The event was very reminiscent of the motto of the New York Friar’s Club, where Ross is the Roastmaster General: “We only roast the ones we love.” Still, amid all the celebration of the “domestic goddess,” there were some jokes that definitely stung. Here are the meanest jokes (that we can print) from each roaster directed at the event’s guest of, well, honor. (Click here to read EW’s report on comedian Jeffrey Ross’ attempt at jokes about the late Penn State football coach Joe Paterno and the Aurora, Colo. movie theater shootings.)
“I was surprised you were running for president. I just think a lot of people just couldn’t picture you, like, running.” –Amy Schumer
“The thing with Roseanne is she has enough money not to work. But she still does a TV show every few years to punish the rest of us. You’ve even had two reality shows, which is a lot for someone who is completely out of touch with reality.” –Seth Green
“It’s great to see Roseanne back in the spotlight. Technically, it’s two spotlights, but you get the idea.” –Katey Sagal
“Folks, in case you don’t know where Hawaii is, it’s just off the coast of Roseanne. [To Roseanne] It means you’re fat.” –Jeffrey Ross
“Roseanne, it’s been said that you stole Sam Kinison’s style: you’re fat, loud and you died in the ’90s. But, Roseanne, you had to overcome a lot to make it in Hollywood, and that’s why I love you — bad marriages, mental illness, plus, you look like Roseanne. You’re oversized, beat up, and you reek of marijuana. You’re kind of like Willie Nelson’s tour bus. Except people still wanna ride that.” –Wayne Brady
“You’re a follower of the Kabbalah — how embarrassing for you — which is a form of Jewish mysticism. You know what else would be a form of Jewish mysticism? Hollywood giving you another show.” –Carrie Fisher
“Roseanne, what does it say about you that when you accused your father of incest, there was an outpouring of sympathy for your father.” –Anthony Jeselnik
“You totally changed the way men do not give a f— about women’s opinions.” –Ellen Barkin
“Tonight, it’s our chance to end the reign of Rozilla forever. Everyone, grab your torches and lead her to the pit.

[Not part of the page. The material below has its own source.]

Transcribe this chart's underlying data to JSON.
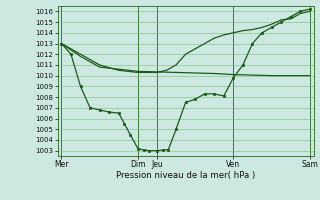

She’ll think it’s a barbecue!” –Gilbert Gottfried (in a running joke depicting Barr as the giant beast Rozilla)
“Rosie, this is true — she actually had ‘Property of Tom Arnold’ tattooed on her hip, which made me the fourth largest property owner in California.” –Tom Arnold
Comedy Central will air an edited version of the Roast of Roseanne on Sunday, Aug. 12 at 10 p.m. PT/ET.